This study aimed to investigate the diagnostic efficacy of [⁶⁸Ga]Ga-NYM046 PET/CT in animal models and patients with clear cell renal cell carcinoma (ccRCC) and to compare its performance with that of ¹⁸F-FDG PET/CT. Methods: The in vivo biodistribution of [⁶⁸Ga]Ga-NYM046 was evaluated in mice bearing OS-RC-2 xenografts. Twelve patients with ccRCC were included in the study; all completed paired [⁶⁸Ga]Ga-NYM046 PET/CT and ¹⁸F-FDG PET/CT. The diagnostic efficacies of these 2 PET tracers were compared. Moreover, the positive rate of carbonic anhydrase IX in the pathologic tissue sections was compared with the SUV_max obtained by PET/CT. Results: The tumor accumulation of [⁶⁸Ga]Ga-NYM046 at 1 h after injection in OS-RC-2 xenograft tumor models was 7.21 ± 2.39 injected dose per gram of tissue. Apart from tumors, the kidney and stomach showed high-uptake distributions. In total, 9 primary tumors, 96 involved lymph nodes, and 147 distant metastases in 12 patients were evaluated using [⁶⁸Ga]Ga-NYM046 and ¹⁸F-FDG PET/CT. Compared with ¹⁸F-FDG PET/CT, [⁶⁸Ga]Ga-NYM046 PET/CT detected more primary tumors (9 vs. 1), involved lymph nodes (95 vs. 92), and distant metastases (137 vs. 127). In quantitative analysis, the primary tumors’ SUV_max (median, 13.5 vs. 2.4; z = –2.668, P = 0.008) was significantly higher in [⁶⁸Ga]Ga-NYM046 PET/CT. Conversely, the involved lymph nodes’ SUV_max (median, 5.9 vs. 7.6; z = –3.236, P = 0.001) was higher in ¹⁸F-FDG PET/CT. No significant differences were found for distant metastases (median SUV_max, 5.0 vs. 5.0; z = –0.381, P = 0.703). Higher [⁶⁸Ga]Ga-NYM046 uptake in primary tumors corresponded to higher expression of carbonic anhydrase IX, with an R² value of 0.8274. Conclusion: [⁶⁸Ga]Ga-NYM046 PET/CT offers a viable strategy for detecting primary tumors, involved lymph nodes, and distant metastases in patients with ccRCC.

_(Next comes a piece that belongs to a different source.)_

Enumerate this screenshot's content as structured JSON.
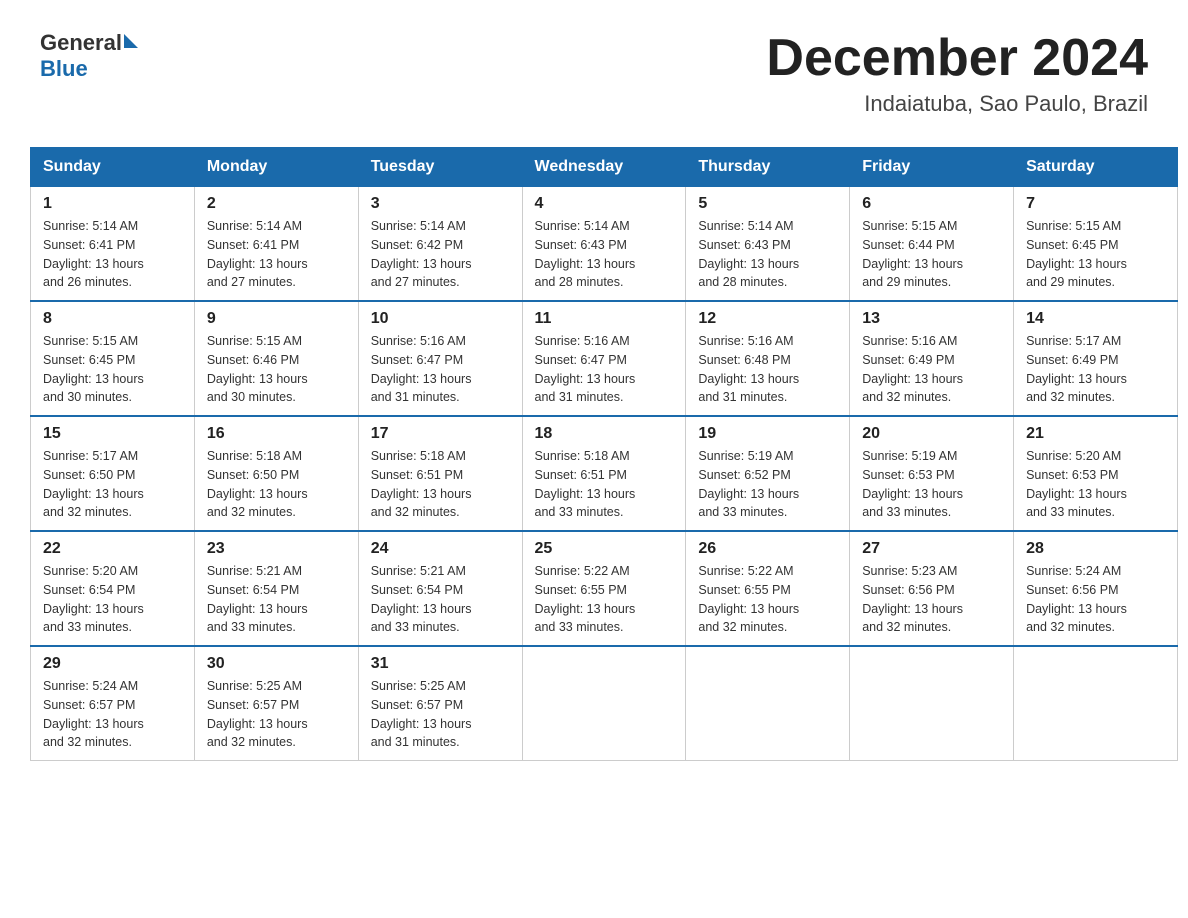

本研究旨在探讨 [⁶⁸Ga]Ga-NYM046 PET/CT 在动物模型和透明细胞肾细胞癌 （ccRCC） 患者中的诊断效能，并将其性能与 ¹⁸F-FDG PET/CT 进行比较。方法： 在携带 OS-RC-2 异种移植物的小鼠中评价 [⁶⁸Ga]Ga-NYM046 的体内生物分布。该研究包括 12 例 ccRCC 患者;均已完成配对 [⁶⁸Ga]Ga-NYM046 PET/CT 和 ¹⁸F-FDG PET/CT。比较了这 2 种 PET 示踪剂的诊断效果。此外，将病理组织切片中碳酸酐酶 IX 的阳性率与 PET/CT 获得的 SUV_max 进行比较。结果： OS-RC-2 异种移植肿瘤模型中注射后 1 h [⁶⁸Ga]Ga-NYM046 的肿瘤积累为 7.21 ± 2.39 注射剂量/克组织。除肿瘤外，肾脏和胃表现出高摄取分布。使用 [⁶⁸Ga]Ga-NYM046 和 18 F-FDG PET/CT 评估了 12 例患者的 9 例原发性肿瘤、96 例累及淋巴结和 ¹⁴⁷例远处转移。与 ¹⁸F-FDG PET/CT 相比，[⁶⁸Ga]Ga-NYM046 PET/CT 检测到更多的原发性肿瘤 （9 vs. 1），涉及淋巴结 （95 vs. 92） 和远处转移 （137 vs. 127）。在定量分析中，原发肿瘤的 SUV_最大值（中位数，13.5 vs. 2.4;z = –2.668，P = 0.008）在 [⁶⁸Ga]Ga-NYM046 PET/CT 中显着升高。相反，受累淋巴结的 SUV_最大值（中位数，5.9 vs. 7.6; z = –3.236，P = 0.001）在 ¹⁸F-FDG PET/CT 中较高。 未发现远处转移的显著差异（中位 SUV max，5.0 vs. 5.0;z = –0.381，P = 0.703）。 原发性肿瘤中较高的 [⁶⁸Ga]Ga-NYM046 摄取对应于碳酸酐酶 IX 的较高表达，R² 值为 0.8274。结论：[⁶⁸Ga]Ga-NYM046 PET/CT 为检测 ccRCC 患者的原发肿瘤、受累淋巴结和远处转移提供了一种可行的策略。